Deep Feature Learning And Classification Of Remote Sensing Images

Hyperspectral imaging has been largely utilized in applications involving remote sensing to describe the composition of thousands of spectral bands in a single scene. Hyperspectral images (HSI) require an accurate training model for extracting the characteristics of scenes presented in an image. Image learning models involving spectral resolution present major challenges because of the complex nature of image frames. Several attempts have been made to address this complexity. Nevertheless, these models have failed to retain a deeper understanding of hyperspectral images. Since there are mixed pixels, limited training samples, and duplicate data, so the deep learning method solves the problem.In this method, spectral values (for every pixel) of the hyperspectral images are sequentially fed into spectral long-short-term memory (LSTM) through several routes to study the spectral features.
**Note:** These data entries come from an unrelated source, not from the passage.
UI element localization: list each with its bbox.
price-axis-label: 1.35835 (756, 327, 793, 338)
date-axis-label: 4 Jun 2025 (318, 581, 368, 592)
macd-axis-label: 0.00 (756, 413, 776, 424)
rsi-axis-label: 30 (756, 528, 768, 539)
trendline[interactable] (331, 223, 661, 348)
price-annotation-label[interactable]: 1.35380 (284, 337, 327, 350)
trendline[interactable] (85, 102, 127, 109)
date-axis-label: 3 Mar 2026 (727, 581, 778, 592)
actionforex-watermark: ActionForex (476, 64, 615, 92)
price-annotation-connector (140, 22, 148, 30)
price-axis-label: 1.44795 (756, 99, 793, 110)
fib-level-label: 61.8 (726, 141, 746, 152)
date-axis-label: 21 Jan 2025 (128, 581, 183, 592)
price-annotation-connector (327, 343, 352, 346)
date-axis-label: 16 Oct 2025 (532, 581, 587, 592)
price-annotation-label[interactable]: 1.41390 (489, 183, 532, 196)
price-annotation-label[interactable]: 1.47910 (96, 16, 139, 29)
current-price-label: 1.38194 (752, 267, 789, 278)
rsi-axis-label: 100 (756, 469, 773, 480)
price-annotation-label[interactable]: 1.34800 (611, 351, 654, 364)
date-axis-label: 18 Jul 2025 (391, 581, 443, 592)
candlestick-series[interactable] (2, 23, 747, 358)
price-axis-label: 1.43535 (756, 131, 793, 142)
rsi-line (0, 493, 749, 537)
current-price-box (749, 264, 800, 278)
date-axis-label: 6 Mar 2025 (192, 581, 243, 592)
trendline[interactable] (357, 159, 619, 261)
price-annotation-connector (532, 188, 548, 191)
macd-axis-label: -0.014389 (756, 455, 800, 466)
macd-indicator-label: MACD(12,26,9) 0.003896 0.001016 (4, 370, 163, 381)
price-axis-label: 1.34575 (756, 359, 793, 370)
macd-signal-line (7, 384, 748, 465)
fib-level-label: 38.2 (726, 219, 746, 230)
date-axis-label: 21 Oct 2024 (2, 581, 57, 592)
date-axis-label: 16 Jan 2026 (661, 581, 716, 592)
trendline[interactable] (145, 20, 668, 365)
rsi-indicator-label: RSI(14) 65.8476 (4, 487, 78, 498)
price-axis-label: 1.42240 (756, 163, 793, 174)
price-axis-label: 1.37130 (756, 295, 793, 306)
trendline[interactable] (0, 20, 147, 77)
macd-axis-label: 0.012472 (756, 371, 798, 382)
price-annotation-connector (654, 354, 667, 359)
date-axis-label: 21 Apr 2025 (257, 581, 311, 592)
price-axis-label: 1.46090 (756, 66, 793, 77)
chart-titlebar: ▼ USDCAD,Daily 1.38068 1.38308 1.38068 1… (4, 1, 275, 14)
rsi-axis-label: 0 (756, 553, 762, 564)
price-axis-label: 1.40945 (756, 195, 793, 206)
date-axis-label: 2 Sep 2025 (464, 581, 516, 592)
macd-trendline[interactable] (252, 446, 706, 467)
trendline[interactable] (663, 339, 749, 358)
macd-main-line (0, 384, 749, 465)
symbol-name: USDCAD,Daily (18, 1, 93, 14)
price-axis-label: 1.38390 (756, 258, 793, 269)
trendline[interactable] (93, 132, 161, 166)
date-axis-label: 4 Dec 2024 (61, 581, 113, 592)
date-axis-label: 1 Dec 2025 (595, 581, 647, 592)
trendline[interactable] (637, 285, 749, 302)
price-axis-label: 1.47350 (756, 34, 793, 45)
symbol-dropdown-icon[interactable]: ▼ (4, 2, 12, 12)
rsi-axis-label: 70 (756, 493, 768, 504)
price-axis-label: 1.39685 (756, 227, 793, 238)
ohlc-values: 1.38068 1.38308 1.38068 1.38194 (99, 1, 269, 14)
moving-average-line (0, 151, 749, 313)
Most of the existing state-of-the-art models are based on spectral-spatial frameworks. The added spatial features add more dimensions to hyperspectral images. However, these classification models do not take advantage of the sequential nature of these images. Due to the presence of mixed pixels, limited training samples, and redundant data, the utilization of deep learning techniques addresses the problems. This paper describes a method for the classification of hyperspectral images through spectral-spatial LSTM networks. For extracting the first principal constituent from such an image, principle component analysis (PCA) was used in spectral and spatial joint feature networks (SSJFN), as well as spectral and spatial individual extraction of the features via LSTM, to get the uniform end-to-end network. Furthermore, it was aimed to achieve the integration of all processes in a neural network by making a classifier to overcome the training error and backpropagation, which may lead to learning more features. During categorization, SoftMax classification considers the spatial and spectral characteristics of all the pixels independently to get two different outcomes. Afterwards, joint spectral-spatial results are gained by using the strategy of decision fusion. The classification accuracy improves by 2.69%, 1.53%, and 1.08% when compared to the rest of the state-of-art methods.